Fitne toplumun bir kesimini ilgilendiren bir durum değildir. Fitne toplumun tamamına sirayet edici veya toplumun tüm kesimine bir yönüyle zarar verici unsurları barındırır. Kur’an-ı Kerimde Bakara süresinde geçen iki ayete baktığımızda fitnenin ne kadar tehlikeli olduğu şöyle vurgulanmaktadır.
وَالْفِتْنَةُ أَشَدُّ مِنَ الْقَتْلِ
“Fitne (çıkarmak) adam öldürmekten daha kötüdür.” (Bakara, 2/191)
وَالْفِتْنَةُ أَكْبَرُ مِنَ الْقَتْلِ
“Fitne (çıkarmak) adam öldürmekten daha büyük bir (günahtır).” (Bakara, 2/217)

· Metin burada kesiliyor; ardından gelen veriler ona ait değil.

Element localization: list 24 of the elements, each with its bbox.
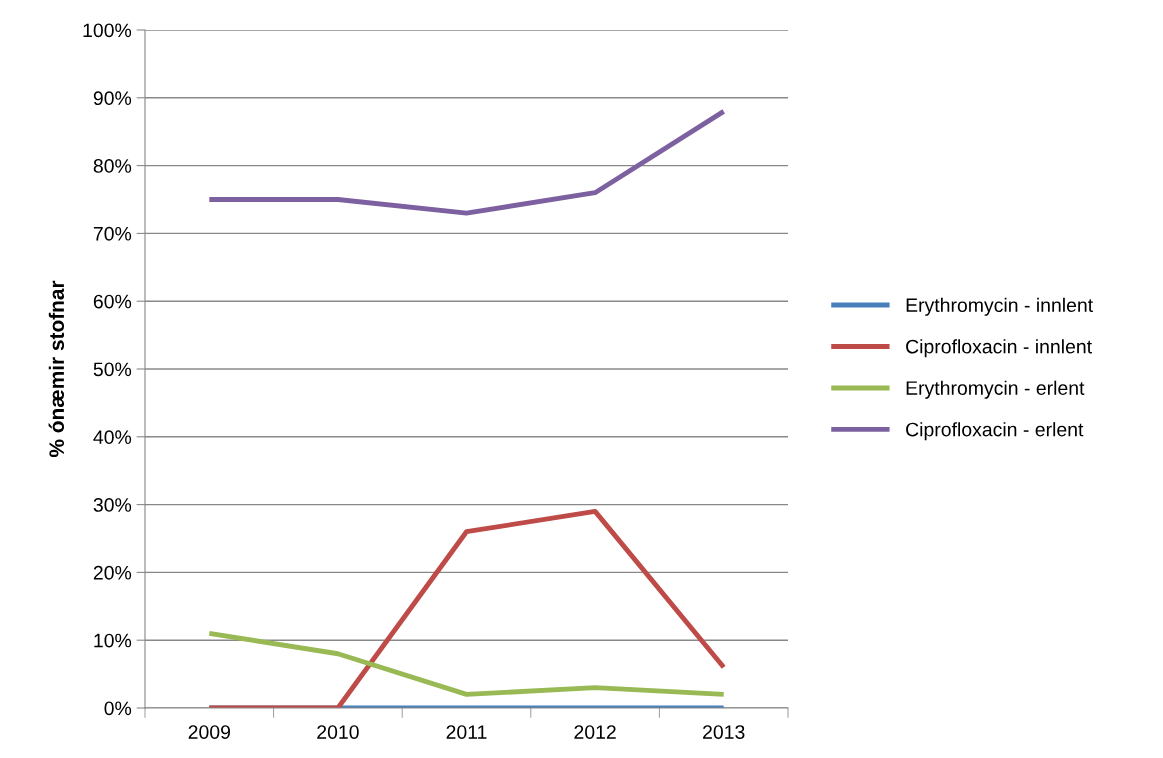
line-series [206, 108, 727, 216]
x-tick-label: 2010 [317, 725, 359, 739]
x-tick-label: 2009 [188, 725, 231, 739]
line-series [206, 630, 727, 697]
x-tick-label: 2012 [574, 725, 616, 739]
y-tick-label: 80% [93, 159, 132, 173]
legend-label: Erythromycin - erlent [906, 380, 1085, 399]
x-tick-label: 2013 [703, 725, 745, 739]
legend-label: Erythromycin - innlent [906, 297, 1093, 316]
y-tick-label: 60% [93, 294, 132, 309]
y-tick-label: 40% [93, 430, 132, 445]
y-axis-title: % ónæmir stofnar [48, 280, 65, 458]
y-tick-label: 100% [83, 23, 132, 38]
y-tick-label: 20% [93, 565, 132, 580]
y-tick-label: 50% [93, 362, 132, 377]
y-tick-label: 30% [93, 498, 132, 512]
y-tick-label: 70% [93, 226, 132, 241]
y-tick-label: 90% [93, 91, 132, 106]
x-tick-label: 2011 [446, 725, 487, 739]
y-tick-label: 10% [94, 633, 132, 648]
legend-label: Ciprofloxacin - erlent [906, 422, 1084, 441]
y-tick-label: 0% [104, 701, 132, 716]
line-series [206, 508, 727, 708]
legend-label: Ciprofloxacin - innlent [906, 339, 1092, 358]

Fitnenin zararı ve büyüklüğü o kadar çoktur ki, bir insanın öldürülmesinden daha zararlı ve büyük görülmüştür. Çünkü fitne, toplumları öldüren ana unsurdur. Fitne, zararı bugünü değil geleceği de kapsayan tehlikedir.
Gün, fitnecilere, Müslümanlar arasına kötülük sokmak isteyenlere fırsat ve pirim vermeme vaktidir. Gün, aklımızı kullanma vaktidir. Gün, ölümden sonrası için çalışma vaktidir. Müslüman’ın bu hususta nasıl bir yapıya sahip olması gerektiğini Peygamberimizden öğrenelim ve öğrendiklerimizi hayat tarzı haline getirelim.
الكَيِّس مَنْ دَانَ نَفْسَهُ ، وَعَمِلَ لِما بَعْدَ الْموْتِ ، وَالْعَاجِزُ مَنْ أَتْبَعَ نَفْسَه هَواهَا ، وتمَنَّى عَلَى اللَّهِ الأماني
“Akıllı kişi, nefsine hâkim olan ve ölüm sonrası için çalışandır. Âciz kişi de, nefsini duygularına tâbi kılan ve Allah’tan dileklerde bulunup duran (bunu yeterli gören) dır.” (Tirmizî, Sıfatü’l-kıyâme, 25.)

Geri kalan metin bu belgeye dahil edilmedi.